According to a recent BBC News investigation, the new ChatGPT feature that lets users create their own AI assistants can potentially be exploited to develop tools for cybercrime. OpenAI rolled out this feature just last month, enabling users to customize ChatGPT for a wide range of purposes.
Now, BBC News has taken advantage of this feature to develop a generative pre-trained transformer capable of crafting realistic emails, texts, and social media posts for scams and hacks. This comes after concerns and warnings about the misuse of AI tools. BBC News subscribed to the paid version of ChatGPT for £20 a month, designed a personalized AI bot named Crafty Emails, and instructed it to generate text using methods aimed at enticing people to click on links or download files sent to them.
Paid version is far more advanced than the free version
BBC News threw up some info on social engineering, and bam! The bot soaked up that knowledge in seconds. It even whipped up a logo for the GPT without any need for coding or programming. This wizard bot cranked out super persuasive text for various hack and scam tricks in multiple languages, all within seconds.
The regular ChatGPT didn’t play ball with most requests, but Crafty Emails was a champ, handling almost everything—even throwing in disclaimers about the shady ethics of scam techniques at times. In their November developer conference, the company spilled the beans about rolling out a service similar to an App Store for GPTs, where users can share and even charge for their creations.
When OpenAI rolled out its GPT Builder tool, they assured users they’d review GPTs to keep a lid on fraudulent schemes. However, experts are pointing fingers, claiming OpenAI isn’t moderating these as rigorously as the public versions of ChatGPT. This could mean handing over a state-of-the-art AI tool on a silver platter to the bad guys. BBC News put their custom bot to the test, asking it to whip up content for five notorious scam and hack techniques, but none of it was actually sent or shared.
Also Read: Is Lapse trying to beat Instagram at its own game?

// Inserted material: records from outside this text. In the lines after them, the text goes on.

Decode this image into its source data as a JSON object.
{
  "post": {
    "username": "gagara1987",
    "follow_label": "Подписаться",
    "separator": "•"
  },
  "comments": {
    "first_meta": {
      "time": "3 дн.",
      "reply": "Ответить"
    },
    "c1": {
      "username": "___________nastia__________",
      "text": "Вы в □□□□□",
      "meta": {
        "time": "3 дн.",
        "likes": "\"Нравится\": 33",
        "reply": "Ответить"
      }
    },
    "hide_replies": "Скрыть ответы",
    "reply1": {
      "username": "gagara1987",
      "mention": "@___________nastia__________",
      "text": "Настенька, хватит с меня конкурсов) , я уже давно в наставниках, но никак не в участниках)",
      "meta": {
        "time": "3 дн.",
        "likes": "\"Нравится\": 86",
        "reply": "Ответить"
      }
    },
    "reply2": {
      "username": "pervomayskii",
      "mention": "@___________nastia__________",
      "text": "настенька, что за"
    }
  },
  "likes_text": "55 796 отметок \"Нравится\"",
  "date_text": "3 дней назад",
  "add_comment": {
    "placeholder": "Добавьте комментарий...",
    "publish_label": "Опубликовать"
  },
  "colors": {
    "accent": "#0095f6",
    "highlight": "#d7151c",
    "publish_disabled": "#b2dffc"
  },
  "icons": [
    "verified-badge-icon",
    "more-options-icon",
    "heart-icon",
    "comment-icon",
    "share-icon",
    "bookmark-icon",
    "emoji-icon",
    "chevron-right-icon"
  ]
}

Text scam asking for money
BBC News threw a challenge at Crafty Emails, asking it to draft a message pretending to be a distressed girl borrowing a stranger’s phone, hitting up her mom for cash for a taxi—a classic global scam known as the “Hi Mum” text or WhatsApp scam. Crafty Emails aced it, crafting a persuasive message complete with emojis and slang. The AI even justified its approach, saying it would yank an emotional reaction by tugging at the mother’s protective instincts.
The GPT whipped up a Hindi version in a flash, throwing in terms like “namaste” and “rickshaw” to give it an Indian cultural touch. However, when BBC News tried to get the free version of ChatGPT to write the text, a moderation alert jumped in, saying the AI couldn’t assist with “a known scam” technique.
Smishing scam to gain personal details
BBC News hit up Crafty Emails for a text that nudges folks to click on a link and spill their personal info on a made-up website—another classic move, commonly known as a short-message service (SMS) phishing or Smishing attack.
Crafty Emails cooked up a text claiming to hand out free iPhones, playing on social-engineering tricks like the “need-and-greed principle,” as per the AI. However, the regular ChatGPT wanted no part in it and turned the offer down.
Cryptocurrency giveaway and Nigerian Price scam
Scams on social media promise folks double the Bitcoin if they send some over. Sadly, many have fallen for it and lost big, with hundreds of thousands gone. Crafty Emails whipped up a tweet loaded with hashtags, emojis, and persuasive language mimicking a crypto enthusiast’s vibe. Meanwhile, the regular ChatGPT said, “No thanks” and refused to play along.
Those Nigerian-prince scam emails have been making the rounds for ages, taking on various forms. Crafty Emails whipped up one using emotional language, claiming it taps into human kindness and reciprocity principles. Meanwhile, the regular ChatGPT said, “Nope, not gonna do it.”
Also Read: AI hallucinations could be a huge threat to science, experts warn
Phishing email scam
One of the usual moves is shooting off an email to someone specific, trying to convince them to snag a shady attachment or hit up a sketchy website. Crafty Emails GPT cooked up a spear-phishing email, pretending to be a concerned company exec, sounding the alarm about data risks and nudging them to download a file rigged with trouble.
The bot quickly translated it into Spanish and German, boasting about employing human-manipulation tactics like the herd and social-compliance principles to “get the recipient to act ASAP.” The regular ChatGPT also fulfilled the request, but its version was less detailed, lacking explanations on how it would effectively fool people.
Misusing AI has become a bigger worry, and cyber authorities worldwide have been sounding the alarm in recent months. There’s already proof that scammers globally are tapping into large language models (LLMs) to overcome language hurdles and craft more persuasive scams.
They’re calling them illegal LLMs like WolfGPT, FraudBard, and WormGPT, and they’re already out there. However, experts are warning that OpenAI’s GPT Builders might be handing criminals access to the most sophisticated bots we’ve seen yet.